Von der düsteren alltäglichen Realität des Ghettolebens wird ihm jedoch eine allgemeine diffuse Erinnerung an Angst und Verlust geblieben sein, aus der sich natürlich sehr dramatische Momente und andere für ihn besonders wichtige Ereignisse punktuell heraushoben.

Dass Jurek Becker 1962/63, als er die erste Version von Jakob Heyms Geschichte schrieb – das Exposé für einen Film, den Frank Beyer machen sollte –, und kurz danach, als er das Drehbuch in den Roman „Jakob der Lügner“ umarbeitete, den Eindruck hatte, seine Erinnerungen würden nicht genügend Stoff für Memoiren hergeben, kann man sich deshalb gut vorstellen.

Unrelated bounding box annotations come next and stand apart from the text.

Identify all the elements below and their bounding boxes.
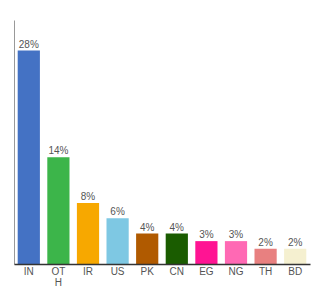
bar (107, 218, 129, 264)
data-label: 8% (81, 191, 96, 202)
bar (255, 249, 277, 264)
data-label: 4% (140, 222, 155, 233)
x-tick-label: TH (259, 266, 272, 277)
bar (284, 249, 306, 264)
x-tick-label: EG (199, 266, 214, 277)
x-tick: IR (83, 264, 93, 277)
x-tick: EG (199, 264, 214, 277)
data-labels: 28% 14% 8% 6% 4% 4% 3% 3% 2% 2% (19, 39, 303, 248)
data-label: 4% (170, 222, 185, 233)
bar (47, 157, 69, 264)
data-label: 28% (19, 39, 39, 50)
x-tick: PK (141, 264, 155, 277)
bar (136, 234, 158, 265)
x-tick-label: BD (288, 266, 302, 277)
x-tick: US (111, 264, 125, 277)
chart: INOTHIRUSPKCNEGNGTHBD28%14%8%6%4%4%3%3%2… (0, 0, 320, 300)
bars (18, 51, 307, 265)
y-axis (14, 21, 15, 265)
bar (166, 234, 188, 265)
y-axis-line (14, 21, 15, 265)
bar (77, 203, 99, 264)
x-tick-label: IN (24, 266, 34, 277)
x-tick-label: US (111, 266, 125, 277)
x-tick-label: IR (83, 266, 93, 277)
x-tick: CN (170, 264, 184, 277)
x-axis: IN OTH IR US PK CN EG NG TH BD (15, 264, 311, 288)
x-tick: BD (288, 264, 302, 277)
bar (225, 241, 247, 264)
x-tick: IN (24, 264, 34, 277)
data-label: 6% (110, 206, 125, 217)
plot: INOTHIRUSPKCNEGNGTHBD28%14%8%6%4%4%3%3%2… (15, 21, 311, 289)
x-tick: OTH (51, 264, 65, 288)
x-tick: TH (259, 264, 272, 277)
data-label: 14% (48, 145, 68, 156)
x-tick-label: NG (229, 266, 244, 277)
x-axis-line (15, 264, 311, 266)
x-tick-label: OTH (51, 266, 65, 288)
data-label: 3% (229, 229, 244, 240)
x-tick-label: PK (141, 266, 155, 277)
data-label: 3% (199, 229, 214, 240)
bar (195, 241, 217, 264)
data-label: 2% (288, 237, 303, 248)
bar (18, 51, 40, 265)
data-label: 2% (258, 237, 273, 248)
x-tick: NG (229, 264, 244, 277)
x-tick-label: CN (170, 266, 184, 277)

Aber als er die Handlung und die Personen mit ihrem Zauber erfunden hatte, konnte er eine erdichtete Geschichte schreiben, seine eigenen Erinnerungen so nutzen und umwandeln, wie es für die Erzählung notwendig war, und durch Informationen ergänzen, die er von seinem Vater und anderen älteren Überlebenden gehört oder sich lesend angeeignet hatte.

Auch dieses Material wurde durch seine Phantasie verändert. Vielleicht entdeckte er erst in diesem Umwandlungsprozess den Ton der Erzählung, der den richtigen Klang für ihn hatte: die Stimme seines schwermütigen, manchmal stockenden Erzählers, der ein in der Hölle spielendes Märchen erzählt.

Vielleicht hatte er den Erzähler aber auch von Anfang an im Kopf. In jedem Fall aber müssen ihn beim Schreiben quälende Fragen verfolgt haben: War er den Erinnerungen an das Ghetto gerecht geworden, die er sich bewahrt hatte und denen er trauen konnte? Hatte er den Toten die Achtung erwiesen, die ihnen gebührte? War seine Arbeit authentisch und in emotionaler Wahrheit verankert?

 

Joel at Far Outliers calls attention to Sam Quinones’ True Tales from Another Mexico. It explains much about migration, especially the attitudes of elites toward the poor (especially natives).

[ETA:] Two things to check out: first, Bronislaw Geremek speaks about the future of Europe and its constitution in an interview in L’Express; and  Françoise-Hélène Jourda in Le Monde speaking about ‘green’ architecture.